The National Wrestling Hall of Fame in Stillwater, Okla., has announced the recent induction of Gila Valley resident Dr. Charles “Neil” DeWitt into the National Wrestling Hall of Fame. At a banquet held at Arizona State University on Nov. 6, DeWitt and six other inductees were honored for their lifelong service to the sport of wrestling. The National Wrestling Hall of Fame honors inductees from all levels of amateur wrestling including scholastic, collegiate and Olympic competition.
DeWitt was recognized for his outstanding contributions to the sport of wrestling as a competitor, referee, coach, tournament official, author and administrator, with almost 50 years of contributions to amateur wrestling.

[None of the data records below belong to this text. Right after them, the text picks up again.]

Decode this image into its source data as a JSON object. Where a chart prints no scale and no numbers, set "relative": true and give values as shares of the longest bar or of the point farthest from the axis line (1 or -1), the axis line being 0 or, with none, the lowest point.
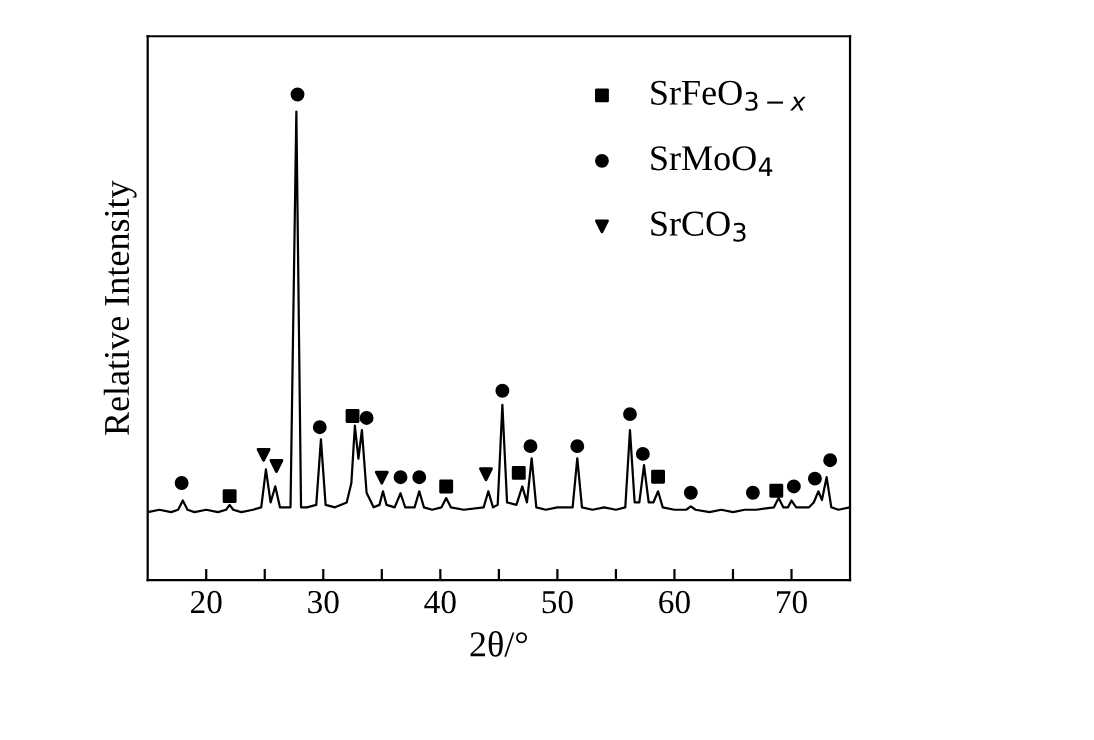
{
  "chart_data": {
    "type": "line",
    "relative": true,
    "xlabel": "2θ/°",
    "ylabel": "Relative Intensity",
    "xlim": [
      15,
      75
    ],
    "xticks": [
      20,
      {
        "value": 25,
        "label": null
      },
      30,
      {
        "value": 35,
        "label": null
      },
      40,
      {
        "value": 45,
        "label": null
      },
      50,
      {
        "value": 55,
        "label": null
      },
      60,
      {
        "value": 65,
        "label": null
      },
      70
    ],
    "legend": "top right",
    "grid": false,
    "series": [
      {
        "color": "#000000",
        "marker": "none",
        "line_style": "solid",
        "x": [
          15,
          16,
          17,
          17.6,
          18.0,
          18.4,
          19,
          20,
          21,
          21.7,
          22.0,
          22.3,
          23,
          24,
          24.7,
          25.1,
          25.5,
          25.9,
          26.3,
          27.2,
          27.7,
          28.1,
          28.6,
          29.4,
          29.8,
          30.2,
          31,
          32,
          32.4,
          32.7,
          33.0,
          33.3,
          33.7,
          34.3,
          34.8,
          35.1,
          35.4,
          36.1,
          36.6,
          37.0,
          37.8,
          38.2,
          38.6,
          39.3,
          40.1,
          40.5,
          40.9,
          42,
          43.7,
          44.1,
          44.5,
          44.9,
          45.3,
          45.7,
          46.5,
          47.0,
          47.4,
          47.8,
          48.2,
          49,
          50,
          51.3,
          51.7,
          52.1,
          53,
          54,
          55,
          55.8,
          56.2,
          56.6,
          57.0,
          57.4,
          57.8,
          58.2,
          58.6,
          59.0,
          60,
          61.0,
          61.4,
          61.8,
          63,
          64,
          65,
          66,
          67,
          68.5,
          68.9,
          69.3,
          69.7,
          70.0,
          70.4,
          71.5,
          71.9,
          72.3,
          72.6,
          73.0,
          73.4,
          74,
          75
        ],
        "values": [
          0.14,
          0.145,
          0.14,
          0.145,
          0.164,
          0.145,
          0.14,
          0.145,
          0.14,
          0.145,
          0.155,
          0.145,
          0.14,
          0.145,
          0.15,
          0.228,
          0.16,
          0.193,
          0.15,
          0.15,
          0.965,
          0.15,
          0.15,
          0.155,
          0.29,
          0.155,
          0.15,
          0.16,
          0.2,
          0.318,
          0.25,
          0.309,
          0.18,
          0.15,
          0.155,
          0.183,
          0.155,
          0.15,
          0.179,
          0.15,
          0.15,
          0.183,
          0.15,
          0.145,
          0.15,
          0.169,
          0.15,
          0.145,
          0.15,
          0.183,
          0.15,
          0.155,
          0.361,
          0.16,
          0.155,
          0.193,
          0.16,
          0.251,
          0.15,
          0.145,
          0.15,
          0.15,
          0.251,
          0.15,
          0.145,
          0.15,
          0.145,
          0.15,
          0.309,
          0.16,
          0.16,
          0.237,
          0.16,
          0.16,
          0.183,
          0.15,
          0.145,
          0.145,
          0.152,
          0.145,
          0.14,
          0.145,
          0.14,
          0.145,
          0.145,
          0.15,
          0.169,
          0.15,
          0.15,
          0.164,
          0.15,
          0.15,
          0.16,
          0.183,
          0.165,
          0.212,
          0.15,
          0.145,
          0.15
        ]
      },
      {
        "type": "scatter",
        "name": "SrFeO$_{3−x}$",
        "color": "#000000",
        "marker": "square",
        "x": [
          22.0,
          32.5,
          40.5,
          46.7,
          58.6,
          68.7
        ],
        "values": [
          0.173,
          0.338,
          0.193,
          0.221,
          0.213,
          0.184
        ]
      },
      {
        "type": "scatter",
        "name": "SrMoO$_{4}$",
        "color": "#000000",
        "marker": "circle",
        "x": [
          17.9,
          27.8,
          29.7,
          33.7,
          36.6,
          38.2,
          45.3,
          47.7,
          51.7,
          56.2,
          57.3,
          61.4,
          66.7,
          70.2,
          72.0,
          73.3
        ],
        "values": [
          0.2,
          1.0,
          0.315,
          0.334,
          0.212,
          0.212,
          0.39,
          0.276,
          0.276,
          0.342,
          0.26,
          0.18,
          0.18,
          0.193,
          0.209,
          0.247
        ]
      },
      {
        "type": "scatter",
        "name": "SrCO$_{3}$",
        "color": "#000000",
        "marker": "triangle",
        "x": [
          24.9,
          26.0,
          35.0,
          43.9
        ],
        "values": [
          0.258,
          0.235,
          0.211,
          0.218
        ]
      }
    ]
  }
}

As a competitor, DeWitt was a standout athlete in high school in football, wrestling and track, capturing two Arizona State Heavyweight Championships at Holbrook High School. Although DeWitt attended college on a full scholarship for football, he also competed in wrestling and track at the college level. In 1968, after winning the Arizona State Freestyle Championship, he competed in the USA Olympic trials in the 225-pound weight class. A serious back injury in those trials essentially ended his competitive career. While in college, DeWitt began refereeing high school wrestling, which he continued for a total of nine years, being named the Arizona Wrestling Official of the Year in 1982.
DeWitt began his coaching career at Thatcher High School in 1971, coaching football, wrestling and track for a total of 11 years in various Arizona high schools. He started three different high school wrestling programs at Thatcher High School, Show Low High School and at Pima Junior/Senior High School. He captured multiple Arizona State High School Championship and runner-up titles as a coach, in both football and wrestling. In 1979, DeWitt was selected to serve as the head coach of the USA Olympic Development Wrestling Team, directing their completions in Asia that year.

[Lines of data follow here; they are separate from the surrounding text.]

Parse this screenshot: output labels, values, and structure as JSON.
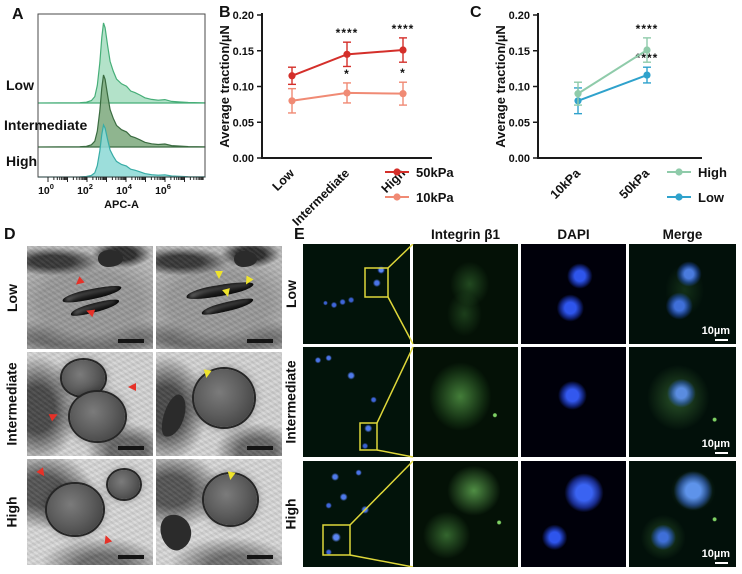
{
  "figure": {
    "background": "#ffffff",
    "panels": {
      "a": "A",
      "b": "B",
      "c": "C",
      "d": "D",
      "e": "E"
    }
  },
  "panelA": {
    "label": "A",
    "xlabel": "APC-A",
    "groups": [
      "Low",
      "Intermediate",
      "High"
    ],
    "colors": {
      "low_fill": "#a9dec2",
      "low_stroke": "#46ae78",
      "intermediate_fill": "#7fab80",
      "intermediate_stroke": "#3a6b40",
      "high_fill": "#8ed9d6",
      "high_stroke": "#38aca6"
    }
  },
  "panelB": {
    "label": "B"
  },
  "panelC": {
    "label": "C"
  },
  "panelD": {
    "label": "D",
    "rows": [
      "Low",
      "Intermediate",
      "High"
    ],
    "arrow_colors": {
      "red": "#e63128",
      "yellow": "#efe42c"
    }
  },
  "panelE": {
    "label": "E",
    "columns": [
      "Integrin β1",
      "DAPI",
      "Merge"
    ],
    "rows": [
      "Low",
      "Intermediate",
      "High"
    ],
    "scalebar": "10µm",
    "callout_color": "#ded73a"
  },
  "chart_data": [
    {
      "id": "A",
      "type": "area",
      "subtype": "flow-cytometry-histogram-overlay",
      "xlabel": "APC-A",
      "x_scale": "log10",
      "x_tick_exponents": [
        0,
        2,
        4,
        6
      ],
      "x_tick_labels": [
        "10^0",
        "10^2",
        "10^4",
        "10^6"
      ],
      "series": [
        {
          "name": "Low",
          "peak_x_log10": 3.3,
          "fill": "#a9dec2",
          "stroke": "#46ae78"
        },
        {
          "name": "Intermediate",
          "peak_x_log10": 3.3,
          "fill": "#7fab80",
          "stroke": "#3a6b40"
        },
        {
          "name": "High",
          "peak_x_log10": 3.3,
          "fill": "#8ed9d6",
          "stroke": "#38aca6"
        }
      ]
    },
    {
      "id": "B",
      "type": "line",
      "ylabel": "Average traction/µN",
      "categories": [
        "Low",
        "Intermediate",
        "High"
      ],
      "ylim": [
        0,
        0.2
      ],
      "yticks": [
        0,
        0.05,
        0.1,
        0.15,
        0.2
      ],
      "legend_position": "right-bottom",
      "series": [
        {
          "name": "50kPa",
          "color": "#d42f2a",
          "values": [
            0.115,
            0.145,
            0.151
          ],
          "errors": [
            0.012,
            0.017,
            0.017
          ],
          "sig": [
            "",
            "****",
            "****"
          ]
        },
        {
          "name": "10kPa",
          "color": "#f08a74",
          "values": [
            0.08,
            0.091,
            0.09
          ],
          "errors": [
            0.017,
            0.014,
            0.016
          ],
          "sig": [
            "",
            "*",
            "*"
          ]
        }
      ]
    },
    {
      "id": "C",
      "type": "line",
      "ylabel": "Average traction/µN",
      "categories": [
        "10kPa",
        "50kPa"
      ],
      "ylim": [
        0,
        0.2
      ],
      "yticks": [
        0,
        0.05,
        0.1,
        0.15,
        0.2
      ],
      "legend_position": "right-bottom",
      "series": [
        {
          "name": "High",
          "color": "#8fcbaa",
          "values": [
            0.09,
            0.151
          ],
          "errors": [
            0.016,
            0.017
          ],
          "sig": [
            "",
            "****"
          ]
        },
        {
          "name": "Low",
          "color": "#2fa2cc",
          "values": [
            0.08,
            0.116
          ],
          "errors": [
            0.018,
            0.011
          ],
          "sig": [
            "",
            "****"
          ]
        }
      ]
    }
  ]
}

DeWitt was twice selected to coach the North Wrestling Squad in the Arizona All-Star Games, as well as being selected as the Arizona Coach of the Year in 1976 and 1979. He served as the head coach of several USA All-Star wrestling teams against international teams from throughout the world. In 1998, the Arizona All-Star Games Wrestling Meet was dedicated in his honor for his service to Arizona wrestling. That same year, he was also honored by USA Wrestling magazine as Arizona Man of the Year. He served as the Arizona State Wrestling Tournament director for nine years. DeWitt was inducted into the Arizona Wrestling Hall of Fame in 1996.

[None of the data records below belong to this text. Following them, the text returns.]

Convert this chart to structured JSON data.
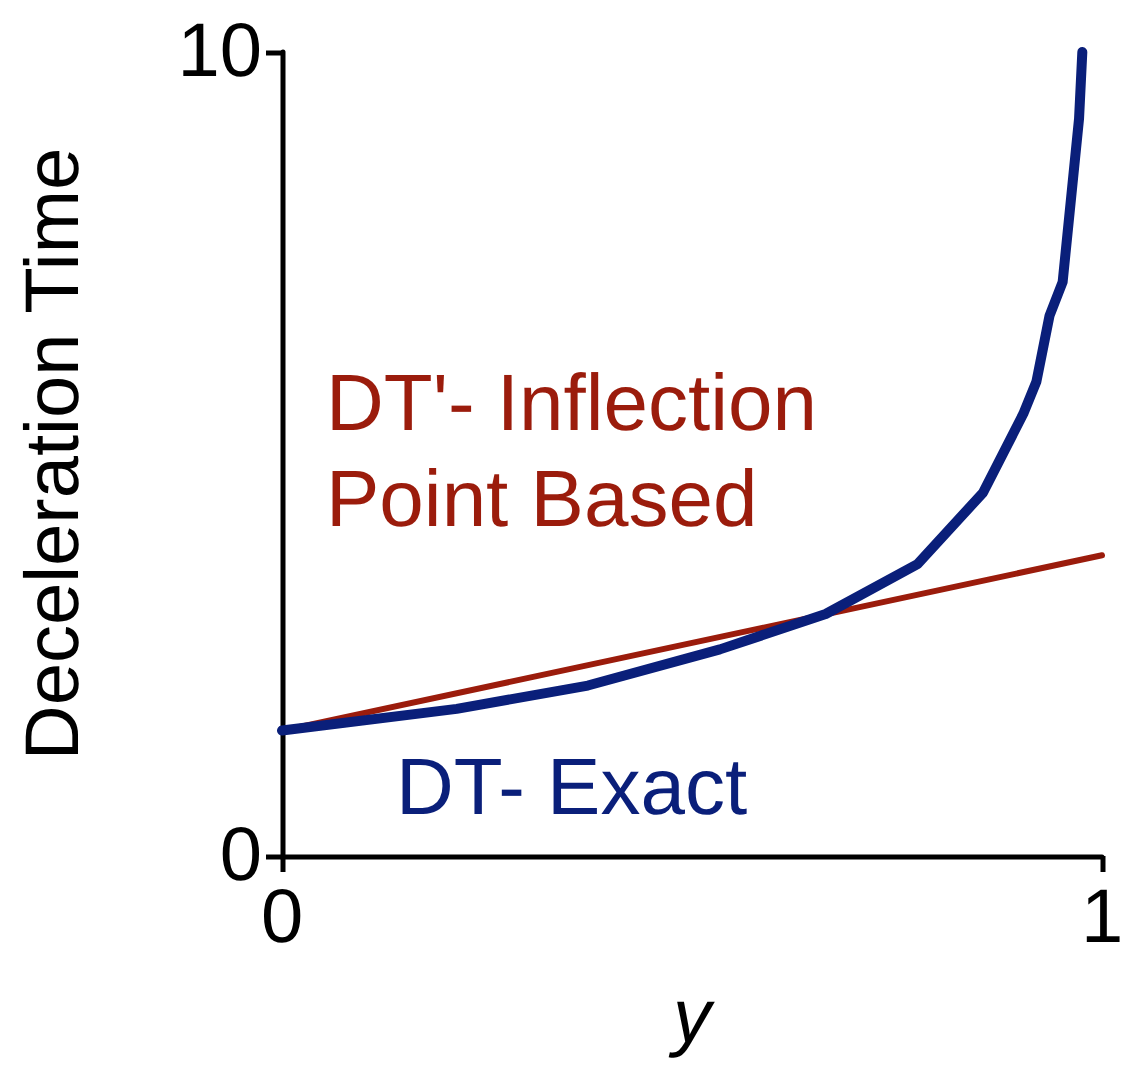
{
  "chart_data": {
    "type": "line",
    "xlabel": "y",
    "ylabel": "Deceleration Time",
    "xlim": [
      0,
      1
    ],
    "ylim": [
      0,
      10
    ],
    "xticks": [
      0,
      1
    ],
    "yticks": [
      0,
      10
    ],
    "grid": false,
    "legend": false,
    "marker": "none",
    "line_style": "solid",
    "series": [
      {
        "name": "DT'- Inflection Point Based",
        "color": "#9b1c0c",
        "x": [
          0,
          1
        ],
        "values": [
          1.56,
          3.74
        ]
      },
      {
        "name": "DT- Exact",
        "color": "#0a1f7a",
        "x": [
          0,
          0.213,
          0.373,
          0.534,
          0.663,
          0.775,
          0.855,
          0.904,
          0.92,
          0.936,
          0.952,
          0.96,
          0.972,
          0.976
        ],
        "values": [
          1.56,
          1.83,
          2.12,
          2.57,
          3.01,
          3.63,
          4.52,
          5.5,
          5.9,
          6.72,
          7.14,
          7.95,
          9.17,
          10.0
        ]
      }
    ]
  }
}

During DeWitt’s 35-year career in education, he spent 28 years serving as a public school administrator in basically every leadership position, including athletic director, assistant principal, principal, assistant superintendent and district superintendent of schools. Locally, he served as the principal of Pima Junior/Senior High School from 1991 to 1999. He served in numerous state leadership roles as well during his career, most notably as president of the Arizona Interscholastic Association Executive Board that governs the high school activity programs at all high schools in Arizona. Notable in his school leadership career, DeWitt was principal of the only high school in the United States that was named as a National Center for Excellence in Education in consecutive years. Also while principal, his high school was named as one of Arizona’s A-Plus High Schools.
DeWitt, who holds a doctorate in educational leadership, is the author of many books and CD collections in the field of education, including ones for teachers, coaches, athletic administrators and school administrators. He has authored school safety manuals, curriculum guides and instructional handbooks for students and teachers. His works also include books featuring collections of tips and guides on parenting skills.
Neil DeWitt and his wife, Barbara, who has taught at Dorothy Stinson Elementary School in the Safford School District for a number of years, live in Lone Star on the old Montierth Homestead, which they call home, where Neil, who is now retired from his work in education, plays with his grandkids, gardens and raises pecans.